Just about everything about phones has changed in the past decade, but in enterprises, all this innovation has yet to have an impact on a long-standing budget reality: Phones continue to account for about 35% of the cost of a new communications system.
While it's an overstatement to argue that Unified Communications has put a spotlight on this expense, many of UC's core elements alter traditional calling patterns and thus enable us to rethink the value of traditional phone technologies. For example, text, email and IM have already had an impact on voice mail--fewer ports are needed because there are fewer messages coming in via phone.
Now the phone is squarely in the sights of communications revolutionaries. Earlier this summer, a series of articles was posted on NoJitter that considered the future of phones in the enterprise (see here, here, here, and here). Not surprisingly, this conversation spilled into VoiceCon San Francisco.
But before phones can disappear from enterprise desktops, something has to be available to replace them. Maybe it'll be mobile phones...but not until the carriers break down their walled gardens, and there's no sign that'll happen anytime soon. Or maybe FMC will save the day, but progress remains incredibly slow, in large part because of the attitude of the aforementioned carriers.

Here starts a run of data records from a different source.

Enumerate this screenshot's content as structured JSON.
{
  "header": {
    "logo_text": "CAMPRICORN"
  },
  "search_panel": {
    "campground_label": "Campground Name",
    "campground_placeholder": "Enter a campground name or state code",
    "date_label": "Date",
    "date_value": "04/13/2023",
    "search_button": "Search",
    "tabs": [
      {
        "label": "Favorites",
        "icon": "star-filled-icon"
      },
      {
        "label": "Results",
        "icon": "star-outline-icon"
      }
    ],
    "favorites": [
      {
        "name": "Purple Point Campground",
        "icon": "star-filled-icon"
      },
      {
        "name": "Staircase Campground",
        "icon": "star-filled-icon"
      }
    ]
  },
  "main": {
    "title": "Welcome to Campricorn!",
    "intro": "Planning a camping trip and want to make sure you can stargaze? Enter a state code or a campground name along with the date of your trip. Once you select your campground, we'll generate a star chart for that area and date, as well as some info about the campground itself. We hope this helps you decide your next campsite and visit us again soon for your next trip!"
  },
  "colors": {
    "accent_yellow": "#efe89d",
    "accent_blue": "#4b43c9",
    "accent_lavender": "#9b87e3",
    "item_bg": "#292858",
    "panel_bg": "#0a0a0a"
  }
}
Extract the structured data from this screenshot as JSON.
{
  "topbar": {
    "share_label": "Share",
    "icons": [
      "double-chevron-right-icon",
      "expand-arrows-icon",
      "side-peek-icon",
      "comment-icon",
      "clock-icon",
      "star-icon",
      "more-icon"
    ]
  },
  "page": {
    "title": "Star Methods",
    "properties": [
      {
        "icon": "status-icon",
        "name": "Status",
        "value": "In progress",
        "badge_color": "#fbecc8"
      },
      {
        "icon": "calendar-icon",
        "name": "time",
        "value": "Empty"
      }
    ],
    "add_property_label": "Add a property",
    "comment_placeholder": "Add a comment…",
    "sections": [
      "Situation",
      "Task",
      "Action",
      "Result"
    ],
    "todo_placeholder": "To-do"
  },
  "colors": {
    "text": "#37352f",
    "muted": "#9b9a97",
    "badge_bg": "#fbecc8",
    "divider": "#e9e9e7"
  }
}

Or maybe SIP will rescue enterprises from this burden. Maybe, but only if you believe in the Standards Fairy. SIP has kicked around for more than a decade and it certainly is becoming the de facto standard for signaling between VOIP systems, devices and the network, and between networks. But from the demarc back to the handset or desktop, proprietary protocols rule. We find ourselves in the exact same situation we were in when TDM dominated the scene: Vendors pay lip service to open standards but devote their time and money to create lock-in situations. And, in fairness, many enterprises also swear they want open standards but they don't make it a requirement when it comes to the details of their RFPs.
Well then, maybe softphones will replace hard phones. Maybe, but not anytime soon. During VoiceCon I moderated a panel discussion on "The Future of the Phone in the Enterprise." If you listened to the panelists, you'd have thought that softphones were almost a given in many enterprises. But then this comment came in from someone in the audience: "We have 1200 desktops and about 250 softphone users. About 80% of the problems my staff responds to is for those softphones.... They're not ready yet." When I read that comment aloud, the audience cheered.
So, do phones have a future in the enterprise? Sure. The way things stand today, just about every type of phone has a future in the enterprise. I don't think Darwin intended his theory to apply to inanimate objects, but when it comes to enterprise phones, a Darwinian process has already begun.